I'll start things off with a recipe for cherry cheesecake from Nigella Lawson. Nigella introduced me to the joys of cheesecake and Nora Ephron, and it's her fabulous cheesecake that is pictured above...
You might think that reading a novel is far less important than consulting a lawyer or a marriage guidance counsellor in these unhappy circumstances; but honestly, Nora Ephron’s Heartburn has much to recommend it instead. It’s a practical remedy in a ghastly situation – as cheering a voice as a dear friend in the dark hours before dawn, when you’ve been weeping into a pillow for several nights in a row.
Ephron wrote Heartburn in 1983 as a fictionalised version of the end of her marriage, a breaking point with particularly cruel timing, given that she was seven months pregnant with her second son. Her husband, Carl Bernstein (a Washington Post journalist famous for his part in uncovering the Watergate scandal), was, in reality, having a torrid affair with Margaret Jay, wife of the British ambassador to the United States. In her novel, Ephron turns her faithless husband into Mark, and Margaret into Thelma, and the whole messy situation into a beautifully written narrative.
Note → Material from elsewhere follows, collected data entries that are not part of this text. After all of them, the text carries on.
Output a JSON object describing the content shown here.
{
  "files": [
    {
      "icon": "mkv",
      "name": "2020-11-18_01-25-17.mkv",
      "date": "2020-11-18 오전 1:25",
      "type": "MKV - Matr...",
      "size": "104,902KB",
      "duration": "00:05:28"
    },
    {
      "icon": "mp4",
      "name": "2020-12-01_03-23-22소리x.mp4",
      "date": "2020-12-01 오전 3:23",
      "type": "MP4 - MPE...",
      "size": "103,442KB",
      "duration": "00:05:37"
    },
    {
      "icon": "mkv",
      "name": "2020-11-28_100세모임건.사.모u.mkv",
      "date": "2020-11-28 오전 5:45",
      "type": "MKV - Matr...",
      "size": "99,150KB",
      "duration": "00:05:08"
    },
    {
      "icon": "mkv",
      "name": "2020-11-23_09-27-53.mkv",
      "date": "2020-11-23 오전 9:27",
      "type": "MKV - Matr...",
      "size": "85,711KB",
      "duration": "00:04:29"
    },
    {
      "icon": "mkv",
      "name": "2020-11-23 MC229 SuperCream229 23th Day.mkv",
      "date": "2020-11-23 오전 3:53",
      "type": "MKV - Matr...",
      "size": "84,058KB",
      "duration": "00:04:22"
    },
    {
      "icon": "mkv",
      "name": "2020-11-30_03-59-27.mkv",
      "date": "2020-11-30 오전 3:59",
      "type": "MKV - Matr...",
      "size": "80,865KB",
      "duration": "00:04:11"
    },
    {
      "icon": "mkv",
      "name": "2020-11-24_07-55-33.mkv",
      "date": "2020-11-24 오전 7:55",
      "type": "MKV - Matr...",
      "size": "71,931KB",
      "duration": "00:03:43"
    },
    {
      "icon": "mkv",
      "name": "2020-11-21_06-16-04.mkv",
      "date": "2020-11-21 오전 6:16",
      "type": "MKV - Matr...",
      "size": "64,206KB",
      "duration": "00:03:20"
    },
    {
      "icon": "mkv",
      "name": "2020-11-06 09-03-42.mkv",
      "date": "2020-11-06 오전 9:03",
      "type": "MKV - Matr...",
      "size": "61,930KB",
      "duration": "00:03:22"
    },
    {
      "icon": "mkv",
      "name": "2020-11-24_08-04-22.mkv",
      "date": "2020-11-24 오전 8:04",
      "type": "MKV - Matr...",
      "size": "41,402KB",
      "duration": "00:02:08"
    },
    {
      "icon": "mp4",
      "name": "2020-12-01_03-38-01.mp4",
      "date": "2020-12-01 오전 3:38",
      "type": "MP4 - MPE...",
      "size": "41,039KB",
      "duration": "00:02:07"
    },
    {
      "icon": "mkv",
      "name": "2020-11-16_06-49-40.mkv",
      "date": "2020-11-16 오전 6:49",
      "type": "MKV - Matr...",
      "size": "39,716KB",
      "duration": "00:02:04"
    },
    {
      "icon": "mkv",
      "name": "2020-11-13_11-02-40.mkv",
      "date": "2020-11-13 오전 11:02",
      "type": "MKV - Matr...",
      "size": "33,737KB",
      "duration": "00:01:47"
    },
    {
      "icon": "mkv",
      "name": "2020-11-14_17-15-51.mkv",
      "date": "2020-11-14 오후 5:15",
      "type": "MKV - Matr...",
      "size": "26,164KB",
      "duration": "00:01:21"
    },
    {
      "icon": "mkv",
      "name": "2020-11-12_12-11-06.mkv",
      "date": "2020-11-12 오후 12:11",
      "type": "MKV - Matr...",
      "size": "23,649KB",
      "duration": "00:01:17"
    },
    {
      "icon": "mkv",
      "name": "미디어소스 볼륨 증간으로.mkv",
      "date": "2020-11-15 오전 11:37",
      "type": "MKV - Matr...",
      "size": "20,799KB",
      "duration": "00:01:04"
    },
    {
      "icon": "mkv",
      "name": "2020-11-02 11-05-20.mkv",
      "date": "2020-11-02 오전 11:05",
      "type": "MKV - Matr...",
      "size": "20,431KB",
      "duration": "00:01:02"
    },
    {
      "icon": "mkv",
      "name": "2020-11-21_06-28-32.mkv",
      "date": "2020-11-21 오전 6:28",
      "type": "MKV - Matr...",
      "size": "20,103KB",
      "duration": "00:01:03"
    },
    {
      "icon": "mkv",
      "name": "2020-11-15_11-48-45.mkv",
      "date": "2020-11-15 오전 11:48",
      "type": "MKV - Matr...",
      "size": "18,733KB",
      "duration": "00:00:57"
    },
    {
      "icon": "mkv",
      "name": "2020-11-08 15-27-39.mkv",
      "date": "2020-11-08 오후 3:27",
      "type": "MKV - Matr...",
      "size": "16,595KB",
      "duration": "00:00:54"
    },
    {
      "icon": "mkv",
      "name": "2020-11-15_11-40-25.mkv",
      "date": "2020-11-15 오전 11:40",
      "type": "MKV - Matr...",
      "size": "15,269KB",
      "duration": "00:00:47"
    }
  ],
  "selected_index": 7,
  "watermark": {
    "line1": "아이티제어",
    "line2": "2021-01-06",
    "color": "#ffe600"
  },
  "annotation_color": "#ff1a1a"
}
As the author admits in an introduction to the most recent edition of the novel, over 25 years after its first publication, Heartburn is often referred to as ‘thinly disguised’. “I have no real quarrel with this description,” she observes, “even though I’ve noticed, over the years, that the words ‘thinly disguised’ are applied mostly to books written by women. Let’s face it, Philip Roth and John Updike picked away at the carcasses of their early marriages in book after book, but to the best of my knowledge they were never hit with the thinly disguised thing.”
In fact, ‘thinly’ is entirely the wrong adjective to apply to this great big heartfelt novel, filled with stories about marriage, guilt, love, loss, and how to make jokes, even when your world is falling apart. It also has an excellent recipe for Key lime pie covered with whipped cream to throw at a cheating husband; and another for cheesecake, which may not seem like the best cure for heartburn – it contains 12 ounces of cream cheese, 4 eggs, a cup of sugar, and two cups of sour cream – but trust me, cheesecake is tremendously good for heartbreak, along with a large helping of Nora Ephron.